If $ab=cd$ then $a+b+c+d$ is not prime, for integers $\,a,b,c,d > 0$

Question

if $ab=cd$ then $a+b+c+d$ is not prime, for integers $\,a,b,c,d > 0$

I tried different ways (e.g. eliminating one variable and other substituions), but I was not able to continue to a solution.

Answer 1

Let $\,s\,$ be the sum. Then $\ as = a^2 + \!\!\overbrace{ab}^{\Large cd}\!+ac+ad = \overbrace{(a+c)}^{\large M}\,\overbrace{(a+d)}^{\large N}\,$

By unique factorization $\, a\mid MN\,\Rightarrow\,a = mn,\,\ m\mid M,\ n\mid N,\,$ therefore

$\ s= \dfrac{MN}a = \dfrac{M}m\,\dfrac{N}n,\ $ both $>1\,$ by $\,m,n \le a < \overbrace{a\!+\!\color{#c00}c}^{\large M},\,\overbrace{a\!+\!\color{#c00}d}^{\large N}\,$ by $\,\color{#c00}{c,d>0}$

---

Remark $ $ For completeness here is proof of said useful consequence of unique factorization.

$a\mid MN\,\Rightarrow\,ab = MN\,$ so $\, a(b/d) = M (N/d)\ $ by cancelling $\ d=\gcd(b,N).\ $

$b'\! := b/d\,$ is coprime to $N/d$ so it divides $M,\,$ so $\,a = (M/b')\,(N/d),\ $ $\underbrace{M/b'}_{\large m}\!\mid M,\,\ \underbrace{N/d}_{\large n}\mid N$

This property is the basis for a refinement based view of unique factorization (which proves esp. convenient in the noncommutative case). See this answer on the Four Number Theorem for more on that, including references.

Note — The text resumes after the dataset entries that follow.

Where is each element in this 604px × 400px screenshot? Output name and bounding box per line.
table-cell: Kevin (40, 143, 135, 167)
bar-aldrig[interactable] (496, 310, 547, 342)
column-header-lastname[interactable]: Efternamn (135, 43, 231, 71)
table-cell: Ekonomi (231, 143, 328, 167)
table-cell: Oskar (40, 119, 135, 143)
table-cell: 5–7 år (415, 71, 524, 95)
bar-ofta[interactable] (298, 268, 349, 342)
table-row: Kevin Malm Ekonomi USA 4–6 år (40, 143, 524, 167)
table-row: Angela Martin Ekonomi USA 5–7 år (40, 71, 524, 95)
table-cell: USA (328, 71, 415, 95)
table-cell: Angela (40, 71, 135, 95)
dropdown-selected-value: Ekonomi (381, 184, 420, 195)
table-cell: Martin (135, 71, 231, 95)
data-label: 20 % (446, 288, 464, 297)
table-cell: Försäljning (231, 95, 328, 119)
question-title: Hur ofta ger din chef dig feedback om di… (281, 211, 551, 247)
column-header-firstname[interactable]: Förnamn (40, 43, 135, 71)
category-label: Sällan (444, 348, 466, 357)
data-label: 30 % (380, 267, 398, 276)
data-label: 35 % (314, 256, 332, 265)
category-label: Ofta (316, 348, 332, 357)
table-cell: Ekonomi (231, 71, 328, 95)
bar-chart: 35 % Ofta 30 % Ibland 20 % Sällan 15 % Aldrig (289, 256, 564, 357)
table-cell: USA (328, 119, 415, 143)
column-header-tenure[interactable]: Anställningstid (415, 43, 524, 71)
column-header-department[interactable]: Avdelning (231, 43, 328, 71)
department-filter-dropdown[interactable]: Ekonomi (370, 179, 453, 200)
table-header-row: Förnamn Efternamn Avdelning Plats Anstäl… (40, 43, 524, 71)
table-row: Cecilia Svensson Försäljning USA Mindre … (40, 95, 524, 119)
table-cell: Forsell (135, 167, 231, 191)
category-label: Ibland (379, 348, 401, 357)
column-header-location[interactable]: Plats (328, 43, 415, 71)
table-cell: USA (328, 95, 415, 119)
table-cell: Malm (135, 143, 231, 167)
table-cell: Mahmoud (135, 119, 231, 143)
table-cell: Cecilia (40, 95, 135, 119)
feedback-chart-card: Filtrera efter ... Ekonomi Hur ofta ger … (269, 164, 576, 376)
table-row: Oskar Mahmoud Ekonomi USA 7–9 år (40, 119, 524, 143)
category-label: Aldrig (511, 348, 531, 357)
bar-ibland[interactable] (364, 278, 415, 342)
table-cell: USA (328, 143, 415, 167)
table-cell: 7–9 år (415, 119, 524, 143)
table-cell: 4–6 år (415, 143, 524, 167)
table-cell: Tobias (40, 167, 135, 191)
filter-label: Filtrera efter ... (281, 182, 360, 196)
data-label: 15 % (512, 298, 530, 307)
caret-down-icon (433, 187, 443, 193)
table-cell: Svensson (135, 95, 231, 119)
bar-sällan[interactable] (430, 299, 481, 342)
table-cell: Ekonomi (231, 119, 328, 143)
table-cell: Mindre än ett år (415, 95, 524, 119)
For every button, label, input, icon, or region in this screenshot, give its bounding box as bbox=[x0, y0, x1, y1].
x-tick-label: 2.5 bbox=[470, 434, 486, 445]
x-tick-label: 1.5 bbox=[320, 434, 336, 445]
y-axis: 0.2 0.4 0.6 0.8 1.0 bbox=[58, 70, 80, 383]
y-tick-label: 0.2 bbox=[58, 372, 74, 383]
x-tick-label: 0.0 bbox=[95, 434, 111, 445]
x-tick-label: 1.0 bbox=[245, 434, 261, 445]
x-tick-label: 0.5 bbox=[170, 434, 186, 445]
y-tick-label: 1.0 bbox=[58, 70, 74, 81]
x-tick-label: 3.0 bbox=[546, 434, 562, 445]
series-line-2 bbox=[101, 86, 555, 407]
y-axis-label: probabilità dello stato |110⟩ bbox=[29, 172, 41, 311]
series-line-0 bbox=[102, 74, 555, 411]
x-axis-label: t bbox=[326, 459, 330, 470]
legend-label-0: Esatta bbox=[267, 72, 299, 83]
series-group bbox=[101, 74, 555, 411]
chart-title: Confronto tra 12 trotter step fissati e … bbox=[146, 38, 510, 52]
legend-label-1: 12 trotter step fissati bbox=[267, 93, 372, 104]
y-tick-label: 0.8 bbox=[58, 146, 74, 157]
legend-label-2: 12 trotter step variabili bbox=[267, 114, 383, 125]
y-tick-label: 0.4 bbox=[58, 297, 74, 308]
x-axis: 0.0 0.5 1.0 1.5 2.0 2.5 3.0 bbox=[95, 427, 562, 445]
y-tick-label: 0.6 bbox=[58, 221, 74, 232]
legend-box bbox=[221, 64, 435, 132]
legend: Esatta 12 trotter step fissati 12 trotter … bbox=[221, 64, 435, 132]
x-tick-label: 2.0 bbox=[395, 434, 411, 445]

Aternatively we could assume $\,s\,$ is prime and apply Euclid's Lemma, but that obscures the key role that refinement plays in this and related probelsm.

Answer 2

HINT: with $$d=\frac{ab}{c}$$ we get $$a+b+c+d=\frac{(a+c)(b+c)}{c}$$

Answer 3

let $a = mn, b = pq, c = mp, b = nq$, thus $a+b+c+d = mn+pq+mp+nq = (m+q)(p+n)$, obviously, $m, n, p, q >= 1$, thus $LHS$ is not a prime.